Elis tidak bergeming dari duduknya, ia menatap malas pada jalan yang basahhh karena tertimpa air hujan.
"Baik lah, aku gendong kau. Lagi pula aku senang menggendong mu." Daniel menggendong Elis dan membawanya masuk ke dalam rumah sakit.
"Rumah Sakit Sehat!" Elis membaca papan tulisan yang berada tidak jauh darinya.
"Iya lah rumah sakit sehat, karena orang orang yang di rawat di sini semuanya memiliki gangguan kejiwaan." terang Daniel.
"Gila maksud kamu? Lalu kau mau aku di rawat di rumah sakit ini?" tanya Elis dengan tatapan tajam.
Daniel menatapnya dengan tatapan yang sulit di artikan, boleh juga jika aku mengerjainya.

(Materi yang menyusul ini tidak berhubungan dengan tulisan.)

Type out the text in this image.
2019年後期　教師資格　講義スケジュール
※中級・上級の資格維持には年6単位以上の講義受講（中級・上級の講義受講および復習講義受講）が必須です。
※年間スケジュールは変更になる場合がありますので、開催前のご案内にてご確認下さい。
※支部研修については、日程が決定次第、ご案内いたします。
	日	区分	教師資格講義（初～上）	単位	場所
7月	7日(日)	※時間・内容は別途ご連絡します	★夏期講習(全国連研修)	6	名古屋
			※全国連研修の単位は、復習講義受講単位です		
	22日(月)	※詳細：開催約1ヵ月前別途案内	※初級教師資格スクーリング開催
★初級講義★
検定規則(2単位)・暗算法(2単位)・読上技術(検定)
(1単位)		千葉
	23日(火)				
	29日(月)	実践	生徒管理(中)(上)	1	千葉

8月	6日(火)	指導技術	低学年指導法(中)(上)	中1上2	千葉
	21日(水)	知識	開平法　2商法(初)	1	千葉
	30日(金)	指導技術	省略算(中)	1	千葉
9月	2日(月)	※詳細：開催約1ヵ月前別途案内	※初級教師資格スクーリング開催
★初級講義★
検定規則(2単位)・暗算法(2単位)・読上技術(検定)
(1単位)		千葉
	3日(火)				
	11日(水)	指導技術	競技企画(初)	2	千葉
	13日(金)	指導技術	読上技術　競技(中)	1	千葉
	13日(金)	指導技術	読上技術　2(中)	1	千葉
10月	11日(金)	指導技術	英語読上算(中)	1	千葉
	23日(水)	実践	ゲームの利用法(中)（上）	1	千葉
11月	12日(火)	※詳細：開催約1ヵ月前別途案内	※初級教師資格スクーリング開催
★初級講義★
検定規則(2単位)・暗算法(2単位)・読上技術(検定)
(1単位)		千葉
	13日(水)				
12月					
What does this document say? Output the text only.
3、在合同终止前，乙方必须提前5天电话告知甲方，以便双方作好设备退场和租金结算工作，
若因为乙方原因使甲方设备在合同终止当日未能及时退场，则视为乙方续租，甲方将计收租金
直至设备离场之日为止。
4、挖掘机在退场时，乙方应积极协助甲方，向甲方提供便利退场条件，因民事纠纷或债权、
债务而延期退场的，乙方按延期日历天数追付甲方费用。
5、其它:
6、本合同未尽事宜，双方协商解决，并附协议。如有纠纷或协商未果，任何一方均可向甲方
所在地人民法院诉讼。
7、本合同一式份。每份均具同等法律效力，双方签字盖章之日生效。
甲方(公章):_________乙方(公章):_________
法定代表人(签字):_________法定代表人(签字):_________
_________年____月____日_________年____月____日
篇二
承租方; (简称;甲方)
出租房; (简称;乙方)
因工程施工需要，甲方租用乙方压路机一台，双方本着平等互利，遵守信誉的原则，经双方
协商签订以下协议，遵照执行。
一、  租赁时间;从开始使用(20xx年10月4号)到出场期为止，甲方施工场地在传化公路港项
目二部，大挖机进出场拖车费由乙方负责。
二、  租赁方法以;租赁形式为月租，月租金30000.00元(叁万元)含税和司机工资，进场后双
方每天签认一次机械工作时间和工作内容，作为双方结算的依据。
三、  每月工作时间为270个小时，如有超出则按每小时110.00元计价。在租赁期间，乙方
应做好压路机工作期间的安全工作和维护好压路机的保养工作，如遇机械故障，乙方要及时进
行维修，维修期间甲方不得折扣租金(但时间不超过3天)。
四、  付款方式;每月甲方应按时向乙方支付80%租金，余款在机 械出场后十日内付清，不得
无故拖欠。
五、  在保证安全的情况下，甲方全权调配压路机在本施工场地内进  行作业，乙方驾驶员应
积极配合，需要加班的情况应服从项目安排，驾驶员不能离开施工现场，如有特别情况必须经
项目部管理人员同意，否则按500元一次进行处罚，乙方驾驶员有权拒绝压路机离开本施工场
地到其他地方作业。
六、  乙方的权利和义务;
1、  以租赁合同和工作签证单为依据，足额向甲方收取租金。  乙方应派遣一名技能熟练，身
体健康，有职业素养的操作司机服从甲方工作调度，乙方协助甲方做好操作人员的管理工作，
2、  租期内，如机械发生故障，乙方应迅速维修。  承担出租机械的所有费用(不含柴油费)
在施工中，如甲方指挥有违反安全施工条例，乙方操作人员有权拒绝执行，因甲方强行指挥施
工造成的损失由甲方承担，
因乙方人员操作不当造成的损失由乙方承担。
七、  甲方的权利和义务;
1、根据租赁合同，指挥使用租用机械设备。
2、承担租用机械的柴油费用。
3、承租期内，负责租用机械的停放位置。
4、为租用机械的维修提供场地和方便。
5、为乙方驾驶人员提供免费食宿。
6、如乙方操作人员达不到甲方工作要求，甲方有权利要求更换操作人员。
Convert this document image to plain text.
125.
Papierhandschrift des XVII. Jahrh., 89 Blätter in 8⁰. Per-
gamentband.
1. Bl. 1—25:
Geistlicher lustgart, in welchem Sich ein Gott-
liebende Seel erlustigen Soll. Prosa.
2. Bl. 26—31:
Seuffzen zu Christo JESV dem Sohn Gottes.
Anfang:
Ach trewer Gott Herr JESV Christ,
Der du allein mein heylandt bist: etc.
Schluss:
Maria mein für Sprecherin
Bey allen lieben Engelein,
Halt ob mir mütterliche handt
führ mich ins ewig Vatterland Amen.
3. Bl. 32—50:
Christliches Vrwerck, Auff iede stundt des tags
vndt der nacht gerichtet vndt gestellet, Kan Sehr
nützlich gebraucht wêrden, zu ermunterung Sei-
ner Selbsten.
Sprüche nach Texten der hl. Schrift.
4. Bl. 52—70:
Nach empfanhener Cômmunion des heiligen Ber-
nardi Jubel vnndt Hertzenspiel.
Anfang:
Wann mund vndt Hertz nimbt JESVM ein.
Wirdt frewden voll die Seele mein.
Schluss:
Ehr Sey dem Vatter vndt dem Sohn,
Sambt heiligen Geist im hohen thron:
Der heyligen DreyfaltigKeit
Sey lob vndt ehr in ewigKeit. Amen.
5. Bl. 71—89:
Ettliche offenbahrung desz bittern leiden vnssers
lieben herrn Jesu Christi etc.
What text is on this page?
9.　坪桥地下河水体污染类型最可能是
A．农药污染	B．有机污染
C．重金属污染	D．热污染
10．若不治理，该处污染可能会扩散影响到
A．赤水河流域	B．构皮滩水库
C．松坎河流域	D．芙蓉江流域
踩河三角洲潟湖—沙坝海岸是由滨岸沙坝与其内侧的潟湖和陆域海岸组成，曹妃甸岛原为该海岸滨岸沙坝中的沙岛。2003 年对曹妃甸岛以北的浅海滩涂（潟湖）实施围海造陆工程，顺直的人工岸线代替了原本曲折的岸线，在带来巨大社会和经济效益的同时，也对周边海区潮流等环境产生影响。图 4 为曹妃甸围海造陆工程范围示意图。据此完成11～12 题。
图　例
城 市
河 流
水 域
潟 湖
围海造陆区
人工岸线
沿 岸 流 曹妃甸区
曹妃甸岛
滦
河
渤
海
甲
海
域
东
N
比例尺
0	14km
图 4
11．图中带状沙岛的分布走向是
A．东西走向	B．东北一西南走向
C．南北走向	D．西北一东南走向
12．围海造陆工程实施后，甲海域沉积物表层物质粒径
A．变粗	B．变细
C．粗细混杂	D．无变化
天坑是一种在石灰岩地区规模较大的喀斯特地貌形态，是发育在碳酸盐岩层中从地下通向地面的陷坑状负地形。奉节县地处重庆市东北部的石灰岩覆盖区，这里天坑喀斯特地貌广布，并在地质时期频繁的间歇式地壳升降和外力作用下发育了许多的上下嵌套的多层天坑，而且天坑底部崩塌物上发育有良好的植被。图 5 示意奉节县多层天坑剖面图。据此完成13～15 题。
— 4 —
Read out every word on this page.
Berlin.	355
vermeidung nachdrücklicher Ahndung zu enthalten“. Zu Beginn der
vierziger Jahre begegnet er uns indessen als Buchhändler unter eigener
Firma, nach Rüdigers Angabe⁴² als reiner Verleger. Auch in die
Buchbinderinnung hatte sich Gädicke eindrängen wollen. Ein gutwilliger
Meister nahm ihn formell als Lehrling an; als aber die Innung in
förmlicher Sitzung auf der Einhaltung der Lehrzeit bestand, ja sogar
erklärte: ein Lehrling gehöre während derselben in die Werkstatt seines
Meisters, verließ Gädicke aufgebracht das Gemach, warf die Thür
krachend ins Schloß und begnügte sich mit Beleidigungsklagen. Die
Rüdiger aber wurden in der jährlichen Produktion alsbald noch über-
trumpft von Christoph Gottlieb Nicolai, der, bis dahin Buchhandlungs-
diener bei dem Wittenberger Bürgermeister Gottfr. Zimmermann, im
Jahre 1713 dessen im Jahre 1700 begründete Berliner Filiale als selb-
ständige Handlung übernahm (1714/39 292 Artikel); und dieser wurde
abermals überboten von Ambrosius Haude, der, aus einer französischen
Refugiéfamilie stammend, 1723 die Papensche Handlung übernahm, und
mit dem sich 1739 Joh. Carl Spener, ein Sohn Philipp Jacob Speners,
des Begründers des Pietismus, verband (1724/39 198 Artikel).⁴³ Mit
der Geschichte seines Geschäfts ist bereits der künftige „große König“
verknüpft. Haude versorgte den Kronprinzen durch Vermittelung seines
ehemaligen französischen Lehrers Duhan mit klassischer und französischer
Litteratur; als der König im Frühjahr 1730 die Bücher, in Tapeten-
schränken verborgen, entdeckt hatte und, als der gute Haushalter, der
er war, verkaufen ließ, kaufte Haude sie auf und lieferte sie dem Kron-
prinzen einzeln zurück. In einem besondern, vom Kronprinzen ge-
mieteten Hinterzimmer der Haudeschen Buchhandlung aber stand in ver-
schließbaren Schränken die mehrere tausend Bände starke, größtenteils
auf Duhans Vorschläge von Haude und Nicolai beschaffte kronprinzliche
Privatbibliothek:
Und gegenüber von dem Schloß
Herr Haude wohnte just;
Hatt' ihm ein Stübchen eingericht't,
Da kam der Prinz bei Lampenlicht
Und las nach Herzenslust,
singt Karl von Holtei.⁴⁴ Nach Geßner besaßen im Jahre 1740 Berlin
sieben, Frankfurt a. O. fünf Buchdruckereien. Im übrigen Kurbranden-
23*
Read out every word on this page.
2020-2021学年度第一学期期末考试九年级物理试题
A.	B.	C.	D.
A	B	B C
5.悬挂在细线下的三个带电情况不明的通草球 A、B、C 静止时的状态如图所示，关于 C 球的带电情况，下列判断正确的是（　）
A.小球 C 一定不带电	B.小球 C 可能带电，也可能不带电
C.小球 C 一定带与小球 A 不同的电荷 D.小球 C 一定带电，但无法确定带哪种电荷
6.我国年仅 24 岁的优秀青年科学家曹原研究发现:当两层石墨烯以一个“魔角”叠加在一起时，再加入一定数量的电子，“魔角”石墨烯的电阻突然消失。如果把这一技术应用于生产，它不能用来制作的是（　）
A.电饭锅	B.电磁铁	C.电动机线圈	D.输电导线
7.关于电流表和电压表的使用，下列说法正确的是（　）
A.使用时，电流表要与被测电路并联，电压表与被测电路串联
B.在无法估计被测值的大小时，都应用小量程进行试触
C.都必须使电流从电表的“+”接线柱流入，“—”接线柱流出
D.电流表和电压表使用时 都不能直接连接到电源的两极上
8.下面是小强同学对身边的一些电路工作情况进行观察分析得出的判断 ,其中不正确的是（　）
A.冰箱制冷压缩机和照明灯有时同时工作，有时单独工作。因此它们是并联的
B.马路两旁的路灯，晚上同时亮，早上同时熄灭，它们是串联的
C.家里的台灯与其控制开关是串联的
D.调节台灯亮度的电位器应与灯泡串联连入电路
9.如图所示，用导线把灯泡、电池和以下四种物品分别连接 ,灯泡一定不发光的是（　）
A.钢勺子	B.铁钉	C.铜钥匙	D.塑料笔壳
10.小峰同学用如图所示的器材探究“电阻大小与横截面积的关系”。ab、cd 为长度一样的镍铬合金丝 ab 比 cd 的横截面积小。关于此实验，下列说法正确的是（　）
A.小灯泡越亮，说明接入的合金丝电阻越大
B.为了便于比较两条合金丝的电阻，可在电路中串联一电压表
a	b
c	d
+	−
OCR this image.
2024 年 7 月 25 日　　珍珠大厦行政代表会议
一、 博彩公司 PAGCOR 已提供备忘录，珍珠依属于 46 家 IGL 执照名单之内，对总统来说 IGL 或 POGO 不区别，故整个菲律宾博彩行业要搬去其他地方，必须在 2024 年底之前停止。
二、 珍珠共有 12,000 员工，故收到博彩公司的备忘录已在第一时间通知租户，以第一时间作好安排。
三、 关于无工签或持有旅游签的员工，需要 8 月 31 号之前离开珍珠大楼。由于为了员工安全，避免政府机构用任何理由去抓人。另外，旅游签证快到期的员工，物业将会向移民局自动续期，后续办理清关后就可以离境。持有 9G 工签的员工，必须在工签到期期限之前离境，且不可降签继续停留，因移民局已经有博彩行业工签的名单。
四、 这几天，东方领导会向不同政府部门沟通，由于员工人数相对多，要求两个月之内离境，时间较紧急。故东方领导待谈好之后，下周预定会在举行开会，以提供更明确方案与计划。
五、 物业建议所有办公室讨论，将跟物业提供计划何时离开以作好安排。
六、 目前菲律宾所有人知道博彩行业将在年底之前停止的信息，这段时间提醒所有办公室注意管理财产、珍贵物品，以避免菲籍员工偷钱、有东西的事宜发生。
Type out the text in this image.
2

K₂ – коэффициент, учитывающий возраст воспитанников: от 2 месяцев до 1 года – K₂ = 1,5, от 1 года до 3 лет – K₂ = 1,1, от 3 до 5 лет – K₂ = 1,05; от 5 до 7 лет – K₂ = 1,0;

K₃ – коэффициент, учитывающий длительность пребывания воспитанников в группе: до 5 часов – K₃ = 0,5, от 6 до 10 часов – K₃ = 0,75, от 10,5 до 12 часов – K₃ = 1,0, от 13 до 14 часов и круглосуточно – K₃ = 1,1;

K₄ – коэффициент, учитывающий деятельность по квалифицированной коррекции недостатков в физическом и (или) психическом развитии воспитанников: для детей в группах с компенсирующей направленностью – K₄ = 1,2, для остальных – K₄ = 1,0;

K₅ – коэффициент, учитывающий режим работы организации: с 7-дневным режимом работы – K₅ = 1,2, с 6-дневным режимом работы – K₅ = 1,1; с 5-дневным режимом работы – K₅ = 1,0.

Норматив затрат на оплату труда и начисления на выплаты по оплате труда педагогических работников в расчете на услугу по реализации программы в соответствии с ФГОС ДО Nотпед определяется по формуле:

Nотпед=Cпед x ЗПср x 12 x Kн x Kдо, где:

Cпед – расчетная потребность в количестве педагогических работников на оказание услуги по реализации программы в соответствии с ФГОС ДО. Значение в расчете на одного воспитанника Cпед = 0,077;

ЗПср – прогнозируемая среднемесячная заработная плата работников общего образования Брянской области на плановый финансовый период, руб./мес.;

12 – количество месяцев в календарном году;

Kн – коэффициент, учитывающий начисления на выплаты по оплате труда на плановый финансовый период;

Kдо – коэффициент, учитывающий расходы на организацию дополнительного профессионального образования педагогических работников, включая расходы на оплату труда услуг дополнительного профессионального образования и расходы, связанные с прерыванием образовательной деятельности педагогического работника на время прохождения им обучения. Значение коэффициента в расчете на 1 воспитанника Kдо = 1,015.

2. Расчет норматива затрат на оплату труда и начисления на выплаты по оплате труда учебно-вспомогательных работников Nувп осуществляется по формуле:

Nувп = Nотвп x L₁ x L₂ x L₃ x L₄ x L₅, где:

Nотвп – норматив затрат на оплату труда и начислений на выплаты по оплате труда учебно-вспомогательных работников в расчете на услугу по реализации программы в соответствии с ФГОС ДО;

Daniel menganggukkan kepalanya dengan sudut bibir yang ia tarik ke atas.
Elis langsung kelabakan, ia terus menggerakkan ke dua kakinya, meminta Daniel menurunkannya. "Kau yang gila dasar supir pembohong! Turunkan aku! Jangan gila kau Daniel! Daniel! Awas kau ya aku adukan kau pada om Devano! Daniel!"
Elis semakin membola, begitu melihat tujuan langkah kaki Daniel yang mengarah pada sebuah pintu dengan papan tulisan Poliklinik Psikologi.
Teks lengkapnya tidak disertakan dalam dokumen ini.